The Russian Girl
- Cover of first edition (hardcover)
- Author: Kingsley Amis
- Language: English
- Genre: Comedy novel
- Publisher: Hutchinson
- Publication date: 1992
- Publication place: United Kingdom
- Media type: Print (hardback & paperback)
- ISBN: 0091745365

= The Russian Girl =

1992 novel by Kingsley Amis

The Russian Girl is a 1992 comedy novel by Kingsley Amis published by Hutchinson & Co.

== Plot ==
Set in the early nineties the novel describes in comic detail events set in train by the arrival in London of Russian poet Anna Danilova. Richard Vaisey, Anna's sponsor and soon-to-be lover is a middle-aged academic, a professor of Slavonic studies not so happily married to wife Cordelia. Anna's youth and charm is what attracts Richard, not her poetry which he regards as doggerel. Anna attempts to portray her would-be oligarch brother, in legal trouble in Russia, as a dissident in order to elicit support from the London literati. Comedy of course ensues in Cordelia's response to Richard's infatuation and in the interaction of the latter with other minor characters.

== Reception ==
The novel was in general very favourably reviewed.
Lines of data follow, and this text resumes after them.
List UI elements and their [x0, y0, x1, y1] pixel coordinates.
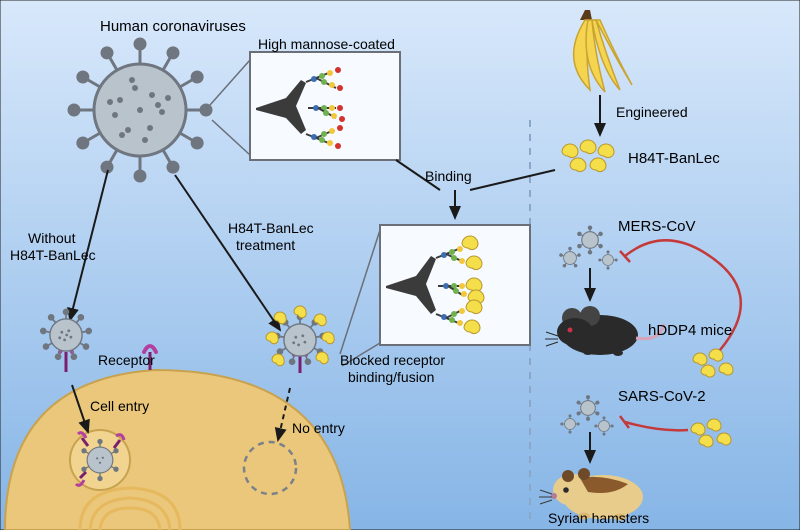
label-without: Without — [28, 230, 75, 246]
lectins-hamster — [691, 419, 731, 447]
label-human-coronaviruses: Human coronaviruses — [100, 18, 246, 35]
label-receptor: Receptor — [98, 352, 155, 368]
label-cell-entry: Cell entry — [90, 398, 149, 414]
mannose-inset-box — [210, 52, 400, 160]
label-h84t: H84T-BanLec — [628, 150, 720, 167]
mouse — [545, 306, 664, 356]
arrow-without — [70, 170, 108, 320]
coronavirus-large — [69, 39, 211, 181]
inhibit-sars — [625, 422, 688, 430]
label-hamsters: Syrian hamsters — [548, 510, 649, 526]
binding-arrows — [396, 160, 555, 218]
label-mice: hDDP4 mice — [648, 322, 732, 339]
banlec-cluster — [562, 140, 614, 172]
mers-viruses — [559, 226, 617, 269]
label-treatment1: H84T-BanLec — [228, 220, 314, 236]
sars-viruses — [561, 396, 613, 436]
label-blocked2: binding/fusion — [348, 369, 434, 385]
label-no-entry: No entry — [292, 420, 345, 436]
binding-inset-box — [380, 225, 530, 345]
label-mannose: High mannose-coated — [258, 36, 395, 52]
label-without2: H84T-BanLec — [10, 247, 96, 263]
label-treatment2: treatment — [236, 237, 295, 253]
zoom-line — [340, 230, 380, 354]
banana-bunch — [574, 10, 632, 92]
label-blocked1: Blocked receptor — [340, 352, 445, 368]
label-mers: MERS-CoV — [618, 218, 696, 235]
label-engineered: Engineered — [616, 104, 688, 120]
label-sars: SARS-CoV-2 — [618, 388, 706, 405]
lectins-mouse — [693, 349, 733, 377]
label-binding: Binding — [425, 168, 472, 184]
cell — [5, 370, 350, 530]
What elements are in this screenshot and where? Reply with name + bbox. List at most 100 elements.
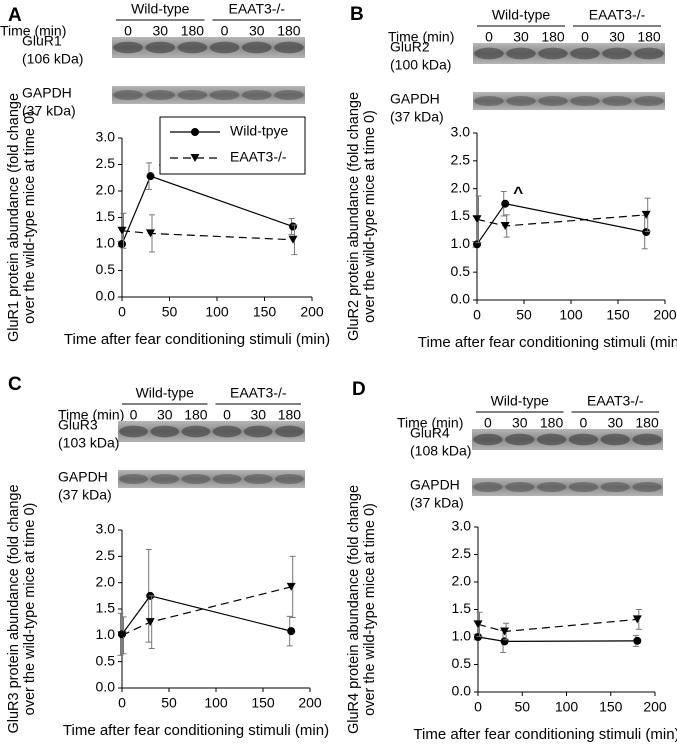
x-tick-label: 150: [606, 307, 630, 323]
control-size: (37 kDa): [410, 495, 464, 511]
y-tick-label: 2.0: [96, 182, 116, 198]
lane-time: 180: [637, 29, 661, 45]
y-tick-label: 3.0: [96, 129, 116, 145]
lane-time: 0: [124, 23, 132, 39]
blot-band: [145, 41, 176, 54]
blot-band: [570, 47, 600, 60]
x-tick-label: 150: [599, 699, 623, 715]
y-tick-label: 1.5: [96, 600, 116, 616]
blot-band: [113, 89, 143, 101]
lane-time: 30: [607, 415, 623, 431]
marker: [286, 582, 296, 591]
x-tick-label: 150: [251, 695, 275, 711]
time-label: Time (min): [397, 415, 463, 431]
x-axis-label: Time after fear conditioning stimuli (mi…: [64, 331, 330, 348]
y-axis-label: GluR4 protein abundance (fold change: [346, 485, 362, 734]
marker: [287, 627, 296, 636]
legend: Wild-tpye EAAT3-/-: [159, 116, 306, 175]
protein-size: (106 kDa): [22, 51, 83, 67]
blot-band: [632, 433, 662, 446]
y-tick-label: 3.0: [452, 518, 472, 534]
blot-strip: [118, 470, 305, 488]
y-tick-label: 2.5: [452, 545, 472, 561]
y-axis-label: GluR3 protein abundance (fold change: [6, 484, 22, 733]
lane-time: 180: [181, 23, 205, 39]
y-tick-label: 0.0: [451, 291, 471, 307]
blot-strip: [473, 92, 665, 110]
blot-band: [113, 41, 143, 54]
blot-band: [275, 473, 304, 485]
y-tick-label: 1.0: [96, 235, 116, 251]
marker: [473, 620, 483, 629]
x-tick-label: 150: [253, 304, 277, 320]
blot-band: [212, 425, 242, 438]
panel: D Wild-type EAAT3-/- Time (min) 0 30 180 0 30 180…: [346, 379, 677, 743]
marker: [632, 615, 642, 624]
blot-band: [119, 473, 148, 485]
legend-marker: [191, 128, 199, 136]
y-tick-label: 1.5: [452, 600, 472, 616]
marker: [472, 215, 482, 224]
marker: [146, 229, 155, 238]
legend-label: Wild-tpye: [230, 123, 289, 139]
marker: [288, 235, 298, 244]
blot-band: [538, 47, 568, 60]
blot-band: [506, 95, 536, 107]
blot-strip: [472, 478, 663, 496]
blot-band: [602, 95, 632, 107]
control-size: (37 kDa): [22, 103, 76, 119]
blot-band: [536, 481, 567, 493]
blot-band: [181, 473, 211, 485]
y-tick-label: 2.5: [96, 155, 116, 171]
blot-group-label: EAAT3-/-: [587, 393, 644, 409]
control-size: (37 kDa): [390, 109, 444, 125]
x-tick-label: 100: [204, 695, 228, 711]
x-tick-label: 100: [559, 307, 583, 323]
blot-band: [243, 425, 273, 438]
panel: B Wild-type EAAT3-/- Time (min) 0 30 180 0 30 180…: [346, 4, 677, 351]
marker: [145, 618, 155, 627]
y-axis-label: over the wild-type mice at time 0): [362, 503, 378, 716]
blot-band: [275, 425, 304, 438]
blot-band: [538, 95, 568, 107]
panel-label: D: [352, 379, 366, 400]
y-axis-label: over the wild-type mice at time 0): [22, 503, 38, 716]
x-axis-label: Time after fear conditioning stimuli (mi…: [413, 726, 677, 743]
y-tick-label: 1.5: [451, 207, 471, 223]
x-tick-label: 50: [161, 695, 177, 711]
protein-size: (103 kDa): [58, 435, 119, 451]
blot-band: [150, 473, 180, 485]
blot-band: [145, 89, 176, 101]
y-tick-label: 0.5: [451, 263, 471, 279]
lane-time: 30: [152, 23, 168, 39]
protein-label: GluR2: [390, 39, 430, 55]
x-tick-label: 50: [516, 307, 532, 323]
blot-band: [568, 481, 599, 493]
blot-band: [177, 89, 208, 101]
blot-band: [600, 481, 630, 493]
lane-time: 180: [184, 407, 208, 423]
x-tick-label: 200: [653, 307, 677, 323]
blot-band: [600, 433, 630, 446]
time-label: Time (min): [58, 407, 124, 423]
lane-time: 0: [484, 415, 492, 431]
x-tick-label: 200: [298, 695, 322, 711]
control-label: GAPDH: [58, 469, 108, 485]
x-axis-label: Time after fear conditioning stimuli (mi…: [418, 334, 677, 351]
y-axis-label: GluR2 protein abundance (fold change: [346, 92, 362, 341]
control-label: GAPDH: [22, 85, 72, 101]
blot-band: [274, 89, 304, 101]
marker: [500, 221, 510, 230]
x-tick-label: 0: [118, 304, 126, 320]
lane-time: 0: [223, 407, 231, 423]
marker: [474, 633, 482, 641]
protein-label: GluR3: [58, 417, 98, 433]
marker: [500, 627, 510, 636]
marker: [118, 240, 126, 248]
x-tick-label: 0: [474, 699, 482, 715]
blot-band: [473, 433, 503, 446]
y-tick-label: 2.0: [452, 573, 472, 589]
marker: [289, 222, 297, 231]
y-tick-label: 1.5: [96, 208, 116, 224]
blot-band: [177, 41, 208, 54]
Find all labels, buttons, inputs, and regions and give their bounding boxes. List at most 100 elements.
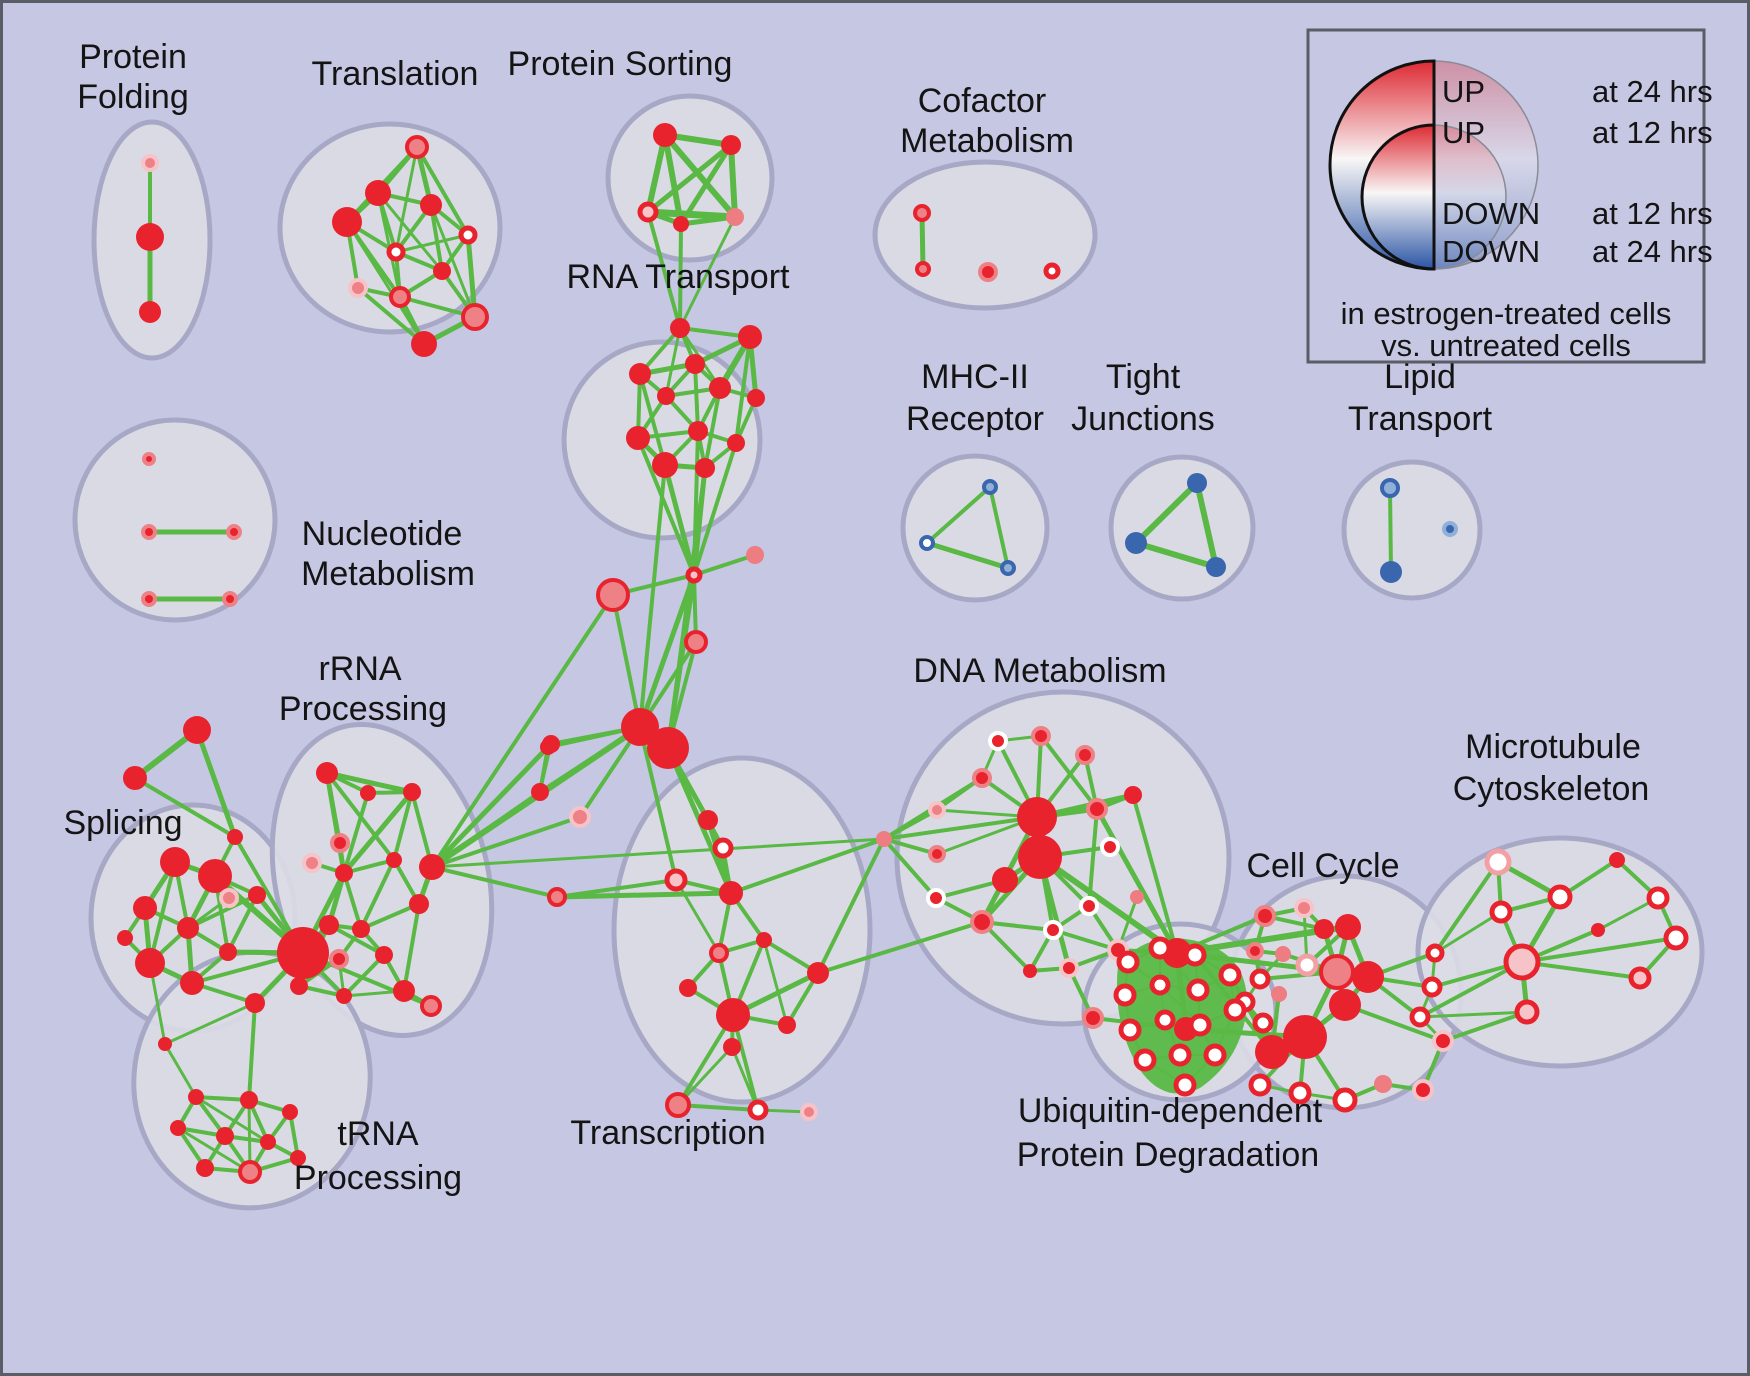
network-node-u1 <box>1116 950 1140 974</box>
network-edge <box>430 865 559 899</box>
network-node-d3 <box>1075 745 1095 765</box>
network-node-y15b <box>1255 1035 1289 1069</box>
network-node-tn6 <box>282 1104 298 1120</box>
network-node-j2 <box>1125 532 1147 554</box>
network-node-H2b <box>647 727 689 769</box>
network-node-t4 <box>420 194 442 216</box>
legend-direction-3: DOWN <box>1442 234 1540 269</box>
cluster-ellipse-tight-junctions <box>1108 454 1256 602</box>
network-edge <box>676 1013 735 1107</box>
network-node-y14 <box>1329 989 1361 1021</box>
network-edge <box>554 890 734 900</box>
network-node-y19 <box>1374 1075 1392 1093</box>
network-edge <box>925 485 992 545</box>
network-node-mt1 <box>1484 848 1512 876</box>
cluster-label-lipid-transport: Transport <box>1348 400 1493 438</box>
network-node-u15 <box>1173 1073 1197 1097</box>
network-edge <box>1133 480 1200 546</box>
network-node-y11 <box>1335 914 1361 940</box>
network-node-u4 <box>1113 983 1137 1007</box>
network-node-mt3 <box>1489 900 1513 924</box>
cluster-label-tight-junctions: Junctions <box>1071 400 1215 438</box>
network-edge <box>247 1098 252 1174</box>
network-node-rr17 <box>336 988 352 1004</box>
network-node-mt9 <box>1663 925 1689 951</box>
cluster-label-nucleotide-metabolism: Metabolism <box>301 555 475 593</box>
network-node-r2 <box>738 325 762 349</box>
network-edge <box>1388 486 1393 574</box>
network-edge <box>1051 928 1120 952</box>
network-node-m1 <box>982 479 998 495</box>
network-edge <box>163 1042 198 1099</box>
network-node-n5 <box>222 591 238 607</box>
network-node-tc14 <box>747 1099 769 1121</box>
network-node-j1 <box>1187 473 1207 493</box>
network-node-y2 <box>1294 898 1314 918</box>
network-node-sp2 <box>198 859 232 893</box>
network-edge <box>664 326 682 398</box>
network-node-rr6 <box>330 833 350 853</box>
network-node-tn1 <box>245 993 265 1013</box>
network-node-d14 <box>970 910 994 934</box>
network-node-d7 <box>1124 786 1142 804</box>
network-node-mt7 <box>1609 852 1625 868</box>
network-node-k4 <box>547 887 567 907</box>
network-node-u7 <box>1218 963 1242 987</box>
network-node-rr1 <box>316 762 338 784</box>
network-edge <box>538 725 642 794</box>
network-node-n2 <box>141 524 157 540</box>
network-node-k3 <box>569 806 591 828</box>
network-edge <box>816 920 984 975</box>
network-node-k2 <box>531 783 549 801</box>
network-node-d8 <box>1017 797 1057 837</box>
legend-time-0: at 24 hrs <box>1592 74 1713 109</box>
network-edge <box>693 362 700 433</box>
network-edge <box>429 203 477 319</box>
cluster-label-splicing: Splicing <box>63 804 182 842</box>
cluster-label-trna-processing: Processing <box>294 1159 462 1197</box>
network-edge <box>692 553 757 577</box>
network-node-p5 <box>726 208 744 226</box>
network-edge <box>662 132 738 220</box>
network-edge <box>194 1095 270 1144</box>
network-node-rr14 <box>375 946 393 964</box>
network-node-rr9 <box>386 852 402 868</box>
legend-direction-0: UP <box>1442 74 1485 109</box>
cluster-ellipse-cofactor-metabolism <box>872 159 1098 311</box>
network-node-y15 <box>1283 1015 1327 1059</box>
network-node-d10 <box>992 867 1018 893</box>
network-edge <box>816 837 886 975</box>
network-node-sp3 <box>219 888 239 908</box>
network-edge <box>394 233 470 254</box>
network-node-u3 <box>1183 943 1207 967</box>
cluster-label-protein-folding: Folding <box>77 78 189 116</box>
network-edge <box>1343 1003 1445 1043</box>
network-node-f3 <box>139 301 161 323</box>
network-node-r6 <box>657 387 675 405</box>
network-node-y16 <box>1248 1073 1272 1097</box>
network-node-p2 <box>721 135 741 155</box>
network-node-sp6 <box>117 930 133 946</box>
network-node-rr18 <box>393 980 415 1002</box>
network-node-cc1 <box>685 566 703 584</box>
network-node-m3 <box>1000 560 1016 576</box>
network-node-rr19 <box>420 995 442 1017</box>
network-edge <box>1433 910 1503 955</box>
network-node-n4 <box>141 591 157 607</box>
cluster-label-transcription: Transcription <box>570 1114 765 1152</box>
network-edge <box>392 790 414 862</box>
cluster-label-tight-junctions: Tight <box>1106 358 1181 396</box>
network-node-rr13 <box>352 920 370 938</box>
network-node-sp5 <box>177 917 199 939</box>
network-node-t11 <box>411 331 437 357</box>
network-node-u13 <box>1168 1043 1192 1067</box>
network-node-mt11 <box>1591 923 1605 937</box>
network-edge <box>645 142 734 215</box>
network-node-sp1 <box>160 847 190 877</box>
network-edge <box>1418 1010 1529 1019</box>
network-edge <box>734 335 752 445</box>
network-node-u12 <box>1133 1048 1157 1072</box>
cluster-label-ubiquitin-degradation: Protein Degradation <box>1017 1136 1319 1174</box>
network-node-c3 <box>978 262 998 282</box>
network-node-y8 <box>1271 986 1287 1002</box>
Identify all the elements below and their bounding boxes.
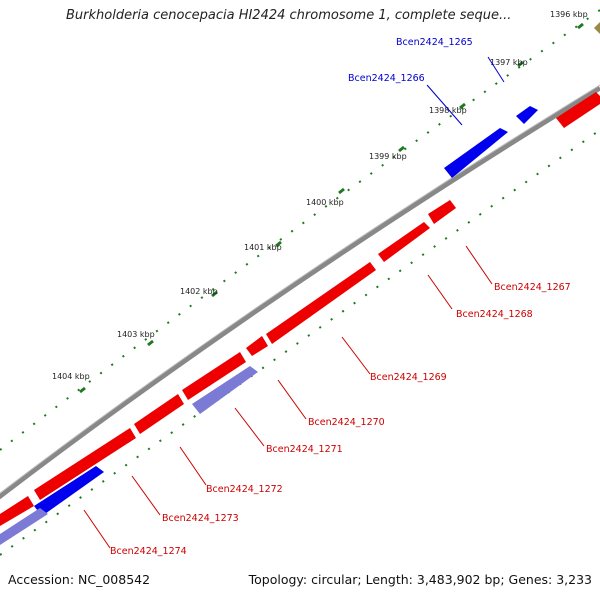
gene-bcen2424-1274-r[interactable]	[0, 496, 34, 526]
outer-tick-track	[0, 9, 600, 451]
leader-1267	[465, 245, 493, 285]
gene-bcen2424-1271[interactable]	[192, 366, 258, 414]
scale-label-1403: 1403 kbp	[117, 330, 155, 339]
scale-label-1404: 1404 kbp	[52, 372, 90, 381]
scale-label-1402: 1402 kbp	[180, 287, 218, 296]
gene-label-1274: Bcen2424_1274	[110, 546, 187, 557]
leader-1269	[341, 336, 371, 375]
reverse-genes	[0, 92, 600, 526]
scale-label-1396: 1396 kbp	[550, 10, 588, 19]
gene-label-1273: Bcen2424_1273	[162, 513, 239, 524]
leader-1270	[277, 379, 307, 420]
gene-label-1272: Bcen2424_1272	[206, 484, 283, 495]
gene-bcen2424-1268[interactable]	[378, 222, 430, 262]
gene-label-1271: Bcen2424_1271	[266, 444, 343, 455]
leader-1266	[426, 84, 463, 126]
leader-1274	[83, 509, 111, 549]
gene-label-1265: Bcen2424_1265	[396, 37, 473, 48]
leader-1268	[427, 274, 453, 310]
gene-bcen2424-1274[interactable]	[34, 466, 104, 516]
inner-tick-track	[0, 129, 600, 556]
gene-label-1269: Bcen2424_1269	[370, 372, 447, 383]
gene-bcen2424-1269[interactable]	[266, 262, 376, 344]
feature-marker	[594, 22, 600, 34]
leader-1265	[487, 56, 505, 83]
gene-bcen2424-1270-b[interactable]	[182, 352, 246, 400]
major-ticks-outer	[79, 22, 584, 394]
scale-label-1398: 1398 kbp	[429, 106, 467, 115]
gene-label-1267: Bcen2424_1267	[494, 282, 571, 293]
gene-bcen2424-1267[interactable]	[556, 92, 600, 128]
leader-1271	[234, 407, 265, 447]
accession-text: Accession: NC_008542	[8, 572, 151, 587]
scale-label-1400: 1400 kbp	[306, 198, 344, 207]
leader-1272	[179, 446, 207, 486]
gene-bcen2424-1265[interactable]	[516, 106, 538, 124]
gene-bcen2424-1267-b[interactable]	[428, 200, 456, 224]
chromosome-backbone-highlight	[0, 84, 600, 494]
topology-text: Topology: circular; Length: 3,483,902 bp…	[248, 572, 592, 587]
gene-bcen2424-1274-tail[interactable]	[0, 508, 48, 545]
chromosome-backbone	[0, 85, 600, 500]
gene-bcen2424-1273[interactable]	[34, 428, 136, 500]
scale-label-1399: 1399 kbp	[369, 152, 407, 161]
scale-label-1401: 1401 kbp	[244, 243, 282, 252]
gene-bcen2424-1270[interactable]	[246, 336, 268, 356]
scale-label-1397: 1397 kbp	[490, 58, 528, 67]
gene-bcen2424-1266[interactable]	[444, 128, 508, 178]
gene-label-1270: Bcen2424_1270	[308, 417, 385, 428]
gene-bcen2424-1272[interactable]	[134, 394, 184, 434]
gene-label-1268: Bcen2424_1268	[456, 309, 533, 320]
leader-1273	[131, 475, 161, 516]
forward-genes	[0, 106, 538, 545]
gene-label-1266: Bcen2424_1266	[348, 73, 425, 84]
The New York Times describing it as '"more of a good wine, vintage Amis: smooth, dry and not overpriced." The Los Angeles Times called it "a wonderful new concert of plot and language that provokes both belly laughs and twinges of discomfort". Kirkus Reviews described it thus: "Vintage Amis — as divisive, compelling, and hilarious as the Bobbitt trial". Publishers Weekly however described the novel as "only fitfully amusing".